Por Equipe do mandato do deputado Marcelo Freixo*

Os jornais do Rio publicaram nesta terça-feira (1º) duas notícias que estão diretamente relacionadas e servem para mostrar a responsabilidade dos governos Cabral e Pezão na crise econômica no Estado e no colapso dos serviços públicos.

Entre 2011 e 2015, o governo concedeu a 11 empresas benefícios fiscais que somaram R$ 19,75 bilhões. Para este ano e 2017, a estimativa é de R$ 14,67 bilhões, totalizando R$ 34,42 bilhões. A Nissan, que instalou um fábrica em Resende, foi a mais beneficiada.

Segundo o jornal O Globo, a automobilística recebeu oferta para adiar o pagamento de R$ 5,9 bilhões de ICMS. Para termos ideia do que isso significa, o orçamento da Educação previsto para este ano é de R$ 4,5 bilhões.

A outra reportagem fala sobre as consequências dessa política fiscal para a população do Rio de Janeiro. O Conselho Superior do Ministério Público decidiu que Pezão deve ser investigado por improbidade administrativa por não ter destinado o mínimo previsto pela Constituição Federal para o custeio da saúde.

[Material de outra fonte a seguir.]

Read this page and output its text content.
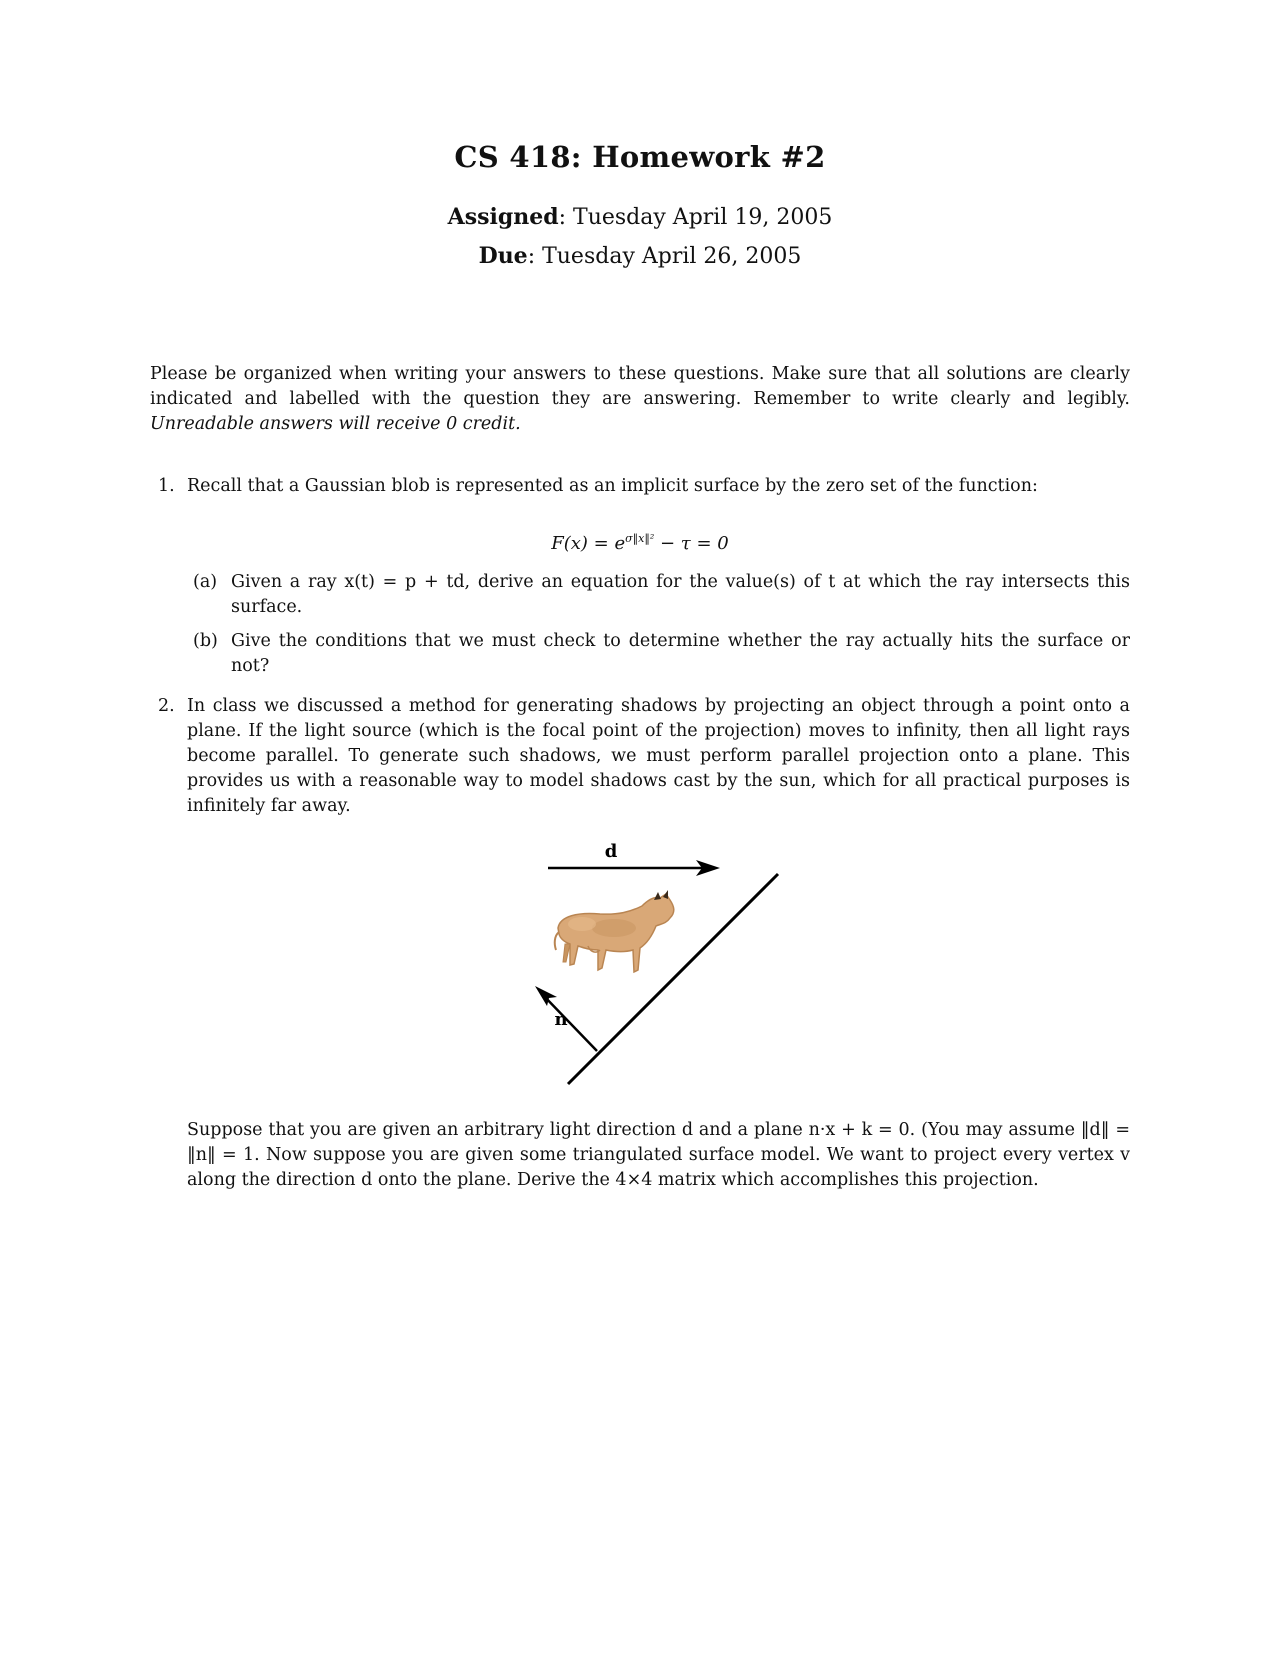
CS 418: Homework #2
Assigned: Tuesday April 19, 2005
Due: Tuesday April 26, 2005
Please be organized when writing your answers to these questions. Make sure that all solutions are clearly indicated and labelled with the question they are answering. Remember to write clearly and legibly. Unreadable answers will receive 0 credit.
1. Recall that a Gaussian blob is represented as an implicit surface by the zero set of the function:
$F(x) = e^{\sigma‖x‖^2} - \tau = 0$
(a) Given a ray x(t) = p + td, derive an equation for the value(s) of t at which the ray intersects this surface.
(b) Give the conditions that we must check to determine whether the ray actually hits the surface or not?
2. In class we discussed a method for generating shadows by projecting an object through a point onto a plane. If the light source (which is the focal point of the projection) moves to infinity, then all light rays become parallel. To generate such shadows, we must perform parallel projection onto a plane. This provides us with a reasonable way to model shadows cast by the sun, which for all practical purposes is infinitely far away.
d
n
Suppose that you are given an arbitrary light direction d and a plane n·x + k = 0. (You may assume ‖d‖ = ‖n‖ = 1. Now suppose you are given some triangulated surface model. We want to project every vertex v along the direction d onto the plane. Derive the 4×4 matrix which accomplishes this projection.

Segundo levantamento realizado em dezembro do ano passado pelo Conselho Regional de Medicina do Estado do Rio
(Cremerj) e Sindicato dos Médicos, o governo gastou 9,74% da receita ativa em saúde. De acordo com a Constituição, o mínimo é de 12%.

Falência da saúde pública

No fim do ano passado, o sistema estadual de saúde entrou em colapso. Além das UPAs, atendimentos foram restringidos em hospitais importantes como o Getúlio Vargas, na Zona Norte, o Hospital da Mulher, em São João de Meriti, e o Adão Pereira Nunes, em Duque de Caxias.

O Hospital Universitário Pedro Ernesto (Hupe) é um dos símbolos da crise. A unidade tem 525 leitos, mas só utiliza 170 devido à falta de insumos, medicamentos e alimentação para os pacientes. Para funcionar com 350 leitos, o Hupe precisa de R$ 5 milhões por mês e de um repasse emergencial de R$ 4,5 milhões para comprar insumos.

A previsão era de que o hospital receberia R$ 95 milhões para custeio em 2015, mas o governo só repassou R$ 38 milhões. O orçamento previsto e o dinheiro necessário para a ampliação do atendimento são muito inferiores ao concedido em benefícios fiscais somente a Nissan.

Além disso, em janeiro deste ano, houve altas compulsórias e cancelamentos de internações e cirurgias devido às más condições do Hupe. Os médicos e enfermeiros residentes estão sem receber suas bolsas. A de dezembro de 2015 só foi paga em 12 de fevereiro.

*Marcelo Freixo é deputado pelo PSOL/RJ.